[Licom-l] More on dual licensing (updating Q&A)

Samuel Klein meta.sj at gmail.com
Fri May 29 22:01:21 UTC 2009


On Fri, May 29, 2009 at 4:17 AM, Robert Rohde <rarohde at gmail.com> wrote:
> On Thu, May 28, 2009 at 7:41 PM, Samuel Klein <meta.sj at gmail.com> wrote:
>
> <snip a lot of good points for discussion>
>
>> * I seem to think that the latest-revision of articles will become
>> CC-SA-only more quickly than most do - 2 years max before that
>
> I am only going to comment on this last bit right now.
>
> How many examples can you think of from the bulk importing of GFDL
> text?  Choose a featured article at random, does it have any
> externally published text in it that is neither fair use nor public
> domain?
<
>
> My expectation is that in 5 years, much less than 10% of Wikipedia
> articles will have been affected by importing CC-BY-SA text.

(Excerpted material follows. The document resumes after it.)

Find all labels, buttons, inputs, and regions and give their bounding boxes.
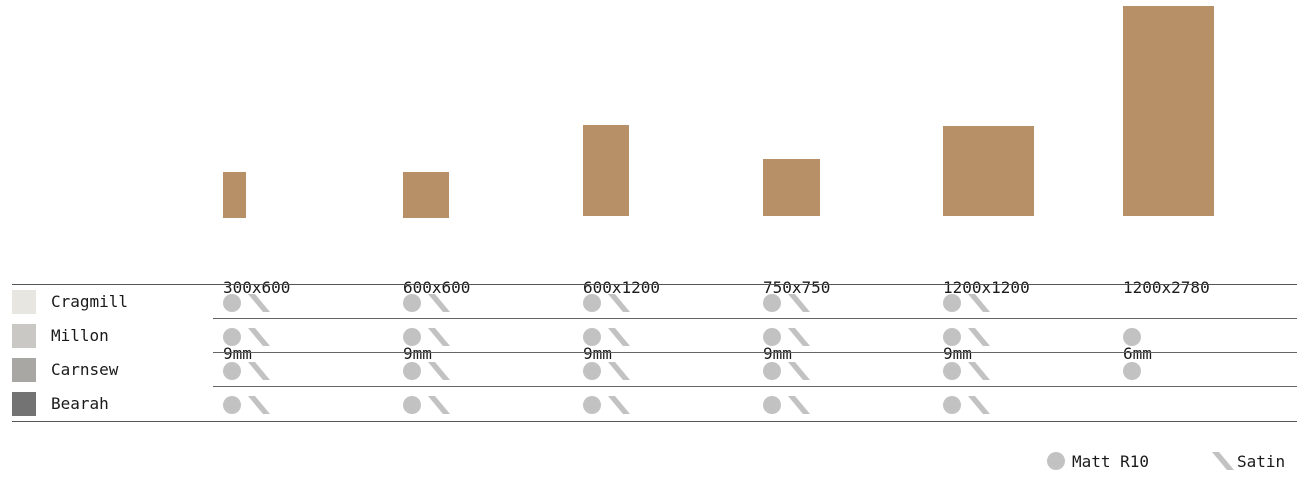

Interesting.  You could be right.  I don't know about gfdl sources
since we don't ask, but there are many more cc-sa sources than gfdl
sources.


On Fri, May 29, 2009 at 3:58 AM, Robert Rohde <rarohde at gmail.com> wrote:
> The position articulated in discussions at Meta (and Erik please
> correct me if I misstate this), is that:

I believe you state the current published position correctly.  It is
more hands-off than the approach we take to ensuring media uploaded to
commons follows an acceptable free license; or than the approach we
take to affirming that edits to pages are valid GFDL (soon to be
CC-SA-and-GFDL-where-possible) edits.

If we cannot commit to more than this, we should reduce the strength
of dual-licensing claims.   We are misleading most reusers into
thinking that the latest version of Wikipedia will always be available
under the GFDL, when in reality it will become substantially difficult
for a serious reuser to figure out whether any revisions after June 15
are in fact usable in other GFDL contexts.  I don't want to waste lots
of time on this; I just want to have a coherent story for those who
care and a good page describing how to tell whether an article
revision is GFDL / what the last GFDL revision is.


> However, individual communities may choose to go further and provide
> efforts to voluntarily label materials that are CC-BY-SA-only, such as
> through a Category system.

Yes, or better still through a change to the edit page that allows
form-based classification, by category or otherwise.  Commons
licensing was a mess until this was insituted.